Tak perlu kita saling menyalahkan apalagi saling mengkritisi tanpa solusi yang sederhana untuk pemecahan masalah ini. Benang merah itu masih membentang, perlahan tapi pasti, putuskan benang merah itu agar terbuka pandangan kita bersama, tergerak hati kita bersama, tekad bersama untuk membangun kebudayaan dan pariwisata Kota Palu yang kita banggakan ini.

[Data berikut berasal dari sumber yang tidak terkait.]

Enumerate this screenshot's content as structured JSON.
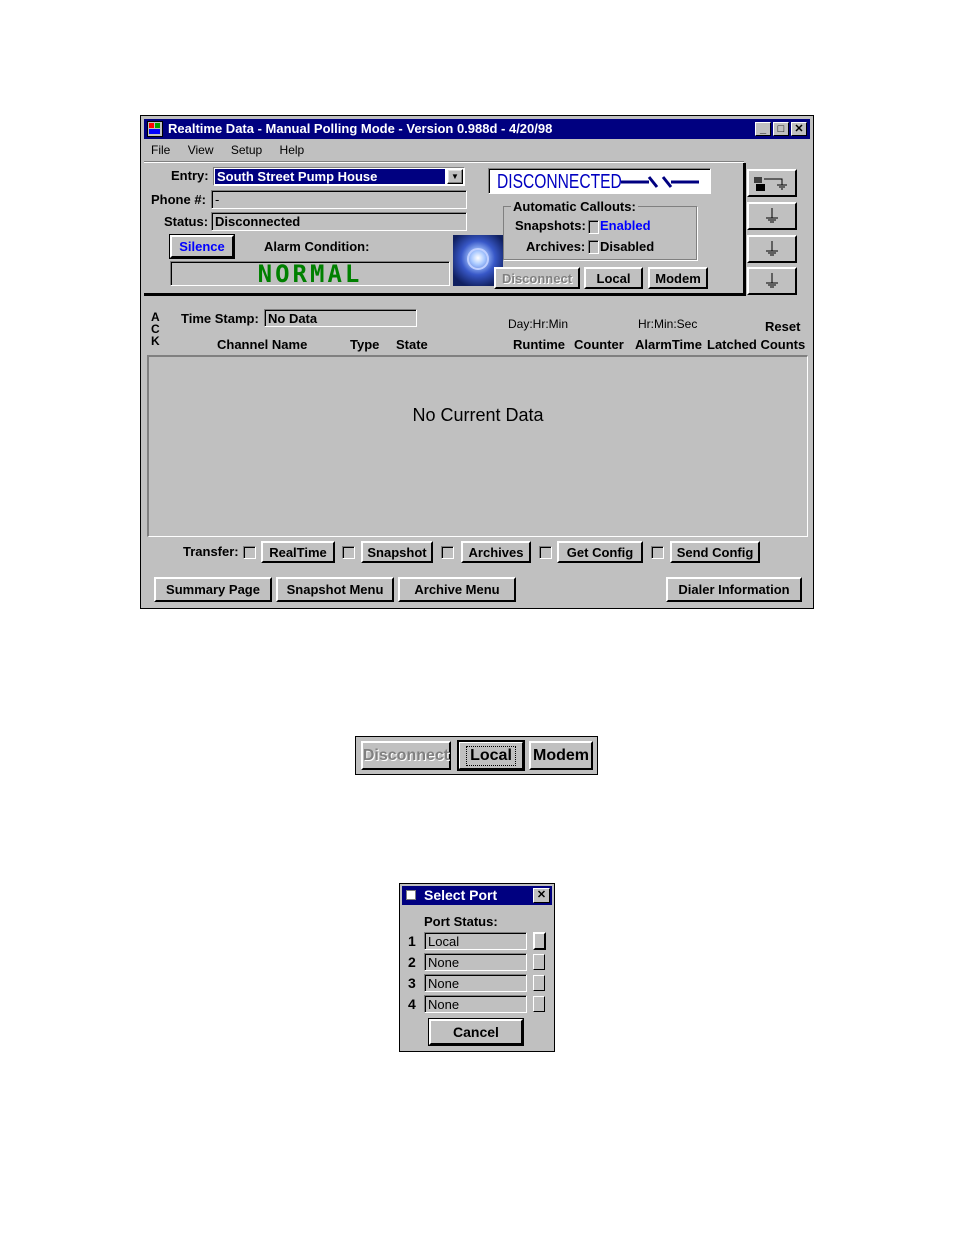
{
  "window": {
    "title": "Realtime Data - Manual Polling Mode - Version 0.988d - 4/20/98",
    "controls": {
      "minimize": "_",
      "maximize": "□",
      "close": "✕"
    }
  },
  "menu": [
    "File",
    "View",
    "Setup",
    "Help"
  ],
  "entry": {
    "label": "Entry:",
    "value": "South Street Pump House"
  },
  "phone": {
    "label": "Phone #:",
    "value": "-"
  },
  "status": {
    "label": "Status:",
    "value": "Disconnected"
  },
  "silence_label": "Silence",
  "alarm": {
    "label": "Alarm Condition:",
    "value": "NORMAL"
  },
  "connection": {
    "text": "DISCONNECTED"
  },
  "callouts": {
    "title": "Automatic Callouts:",
    "snapshots_label": "Snapshots:",
    "snapshots_value": "Enabled",
    "archives_label": "Archives:",
    "archives_value": "Disabled"
  },
  "connect_buttons": {
    "disconnect": "Disconnect",
    "local": "Local",
    "modem": "Modem"
  },
  "table": {
    "ack": [
      "A",
      "C",
      "K"
    ],
    "timestamp_label": "Time Stamp:",
    "timestamp_value": "No Data",
    "day_hr_min": "Day:Hr:Min",
    "hr_min_sec": "Hr:Min:Sec",
    "reset": "Reset",
    "columns": [
      "Channel Name",
      "Type",
      "State",
      "Runtime",
      "Counter",
      "AlarmTime",
      "Latched Counts"
    ],
    "empty_message": "No Current Data"
  },
  "transfer": {
    "label": "Transfer:",
    "buttons": [
      "RealTime",
      "Snapshot",
      "Archives",
      "Get Config",
      "Send Config"
    ]
  },
  "bottom_buttons": {
    "summary": "Summary Page",
    "snapshot_menu": "Snapshot Menu",
    "archive_menu": "Archive Menu",
    "dialer": "Dialer Information"
  },
  "zoom_buttons": {
    "disconnect": "Disconnect",
    "local": "Local",
    "modem": "Modem"
  },
  "select_port": {
    "title": "Select Port",
    "close": "✕",
    "status_label": "Port Status:",
    "ports": [
      {
        "num": "1",
        "value": "Local"
      },
      {
        "num": "2",
        "value": "None"
      },
      {
        "num": "3",
        "value": "None"
      },
      {
        "num": "4",
        "value": "None"
      }
    ],
    "cancel": "Cancel"
  }
}
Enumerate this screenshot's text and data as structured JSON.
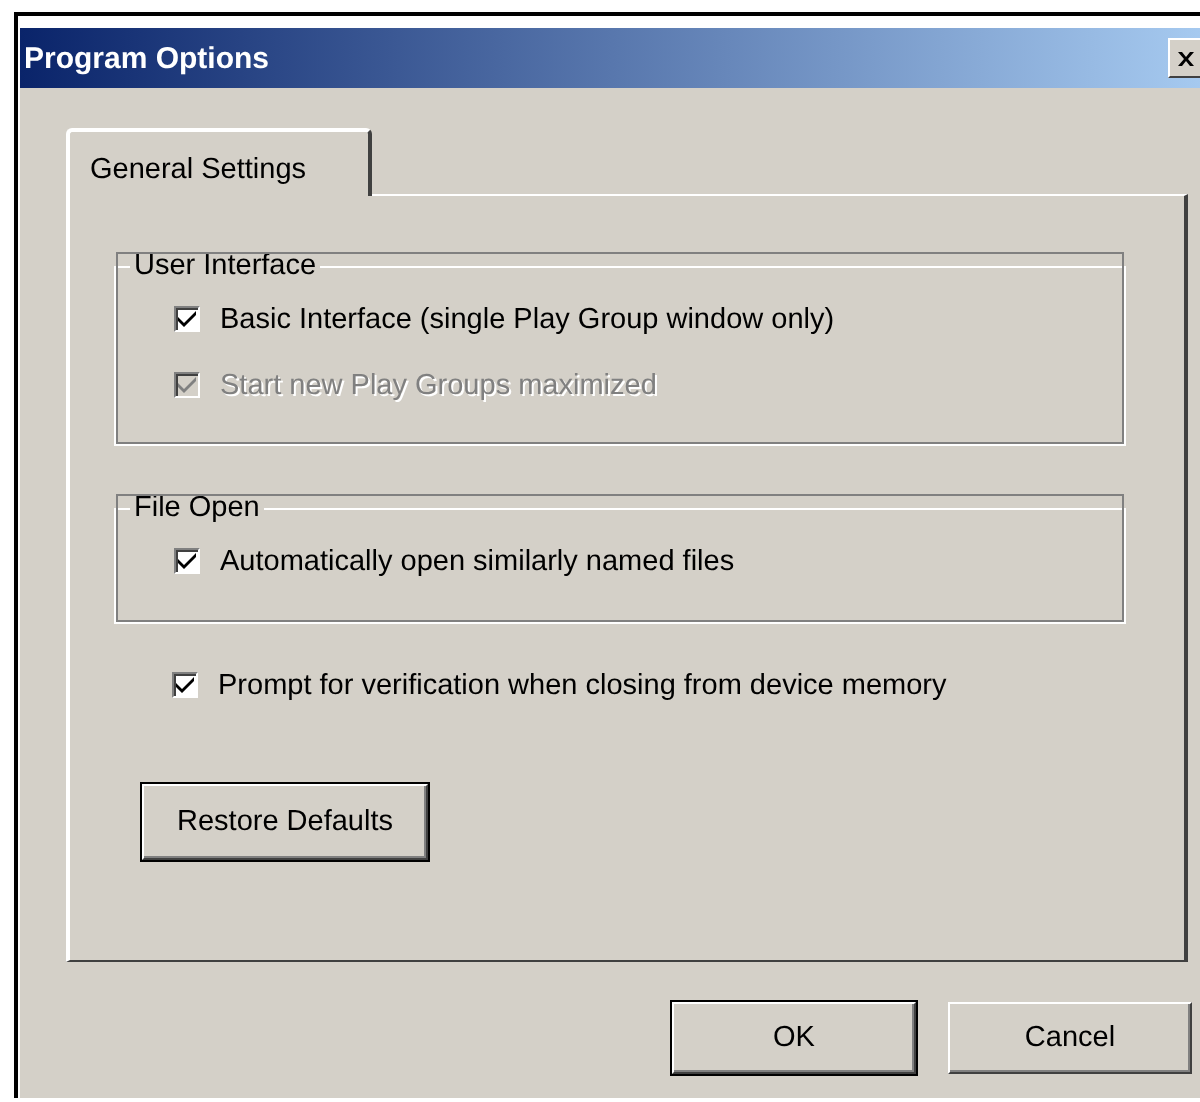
{
  "window": {
    "title": "Program Options"
  },
  "tabs": [
    {
      "label": "General Settings",
      "selected": true
    }
  ],
  "groups": [
    {
      "title": "User Interface",
      "options": [
        {
          "label": "Basic Interface (single Play Group window only)",
          "checked": true,
          "disabled": false
        },
        {
          "label": "Start new Play Groups maximized",
          "checked": true,
          "disabled": true
        }
      ]
    },
    {
      "title": "File Open",
      "options": [
        {
          "label": "Automatically open similarly named files",
          "checked": true,
          "disabled": false
        }
      ]
    }
  ],
  "options": [
    {
      "label": "Prompt for verification when closing from device memory",
      "checked": true,
      "disabled": false
    }
  ],
  "restore_button": "Restore Defaults",
  "buttons": [
    {
      "label": "OK",
      "default": true
    },
    {
      "label": "Cancel",
      "default": false
    }
  ]
}
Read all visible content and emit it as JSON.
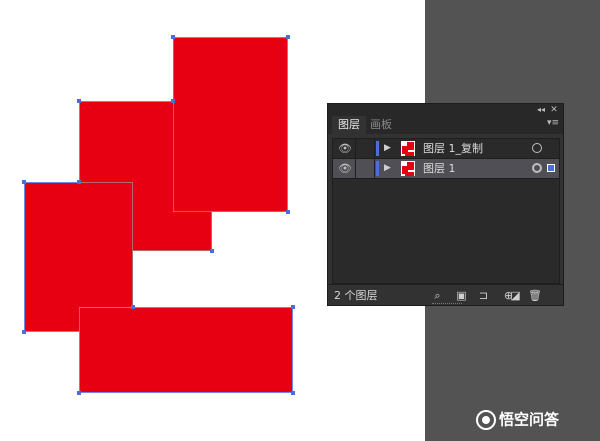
{
  "panel": {
    "collapse_glyph": "◂◂",
    "close_glyph": "✕",
    "menu_glyph": "▾≡",
    "tabs": [
      {
        "label": "图层",
        "active": true
      },
      {
        "label": "画板",
        "active": false
      }
    ],
    "layers": [
      {
        "name": "图层 1_复制",
        "visible": true,
        "selected": false,
        "color": "#4a6fd8"
      },
      {
        "name": "图层 1",
        "visible": true,
        "selected": true,
        "color": "#4a6fd8"
      }
    ],
    "layer_count": "2 个图层",
    "bottom_icons": [
      "search-icon",
      "collect-export-icon",
      "make-clipping-mask-icon",
      "new-sublayer-icon",
      "new-layer-icon",
      "delete-icon"
    ]
  },
  "artwork": {
    "fill_color": "#e60012",
    "shape_count": 4
  },
  "watermark": {
    "text": "悟空问答"
  }
}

Jangan pernah ada kata “itu tugasnya pemerintah”. Sekali kita mengeluarkan kata seperti itu, berarti kita-lah yang “tukang perintah” dan sudah pasti tidak mau menerima perintah. Perintah membangun kebudayaaan dan pariwisata sebagai karakter bangsa, bukan dari seorang pemimpin, tapi yang memerintah dan menjadi pimpinan adalah diri kita sendiri. Pertanyaan sederhana, suka-kah kita dengan musik tradisi “Kakula”? Atau ketika musik itu dibunyikan, kita malah berlalu sambil berceloteh “aahh…ribut! Itu kuno! Orang tua dulu punya!” dan sebagainya.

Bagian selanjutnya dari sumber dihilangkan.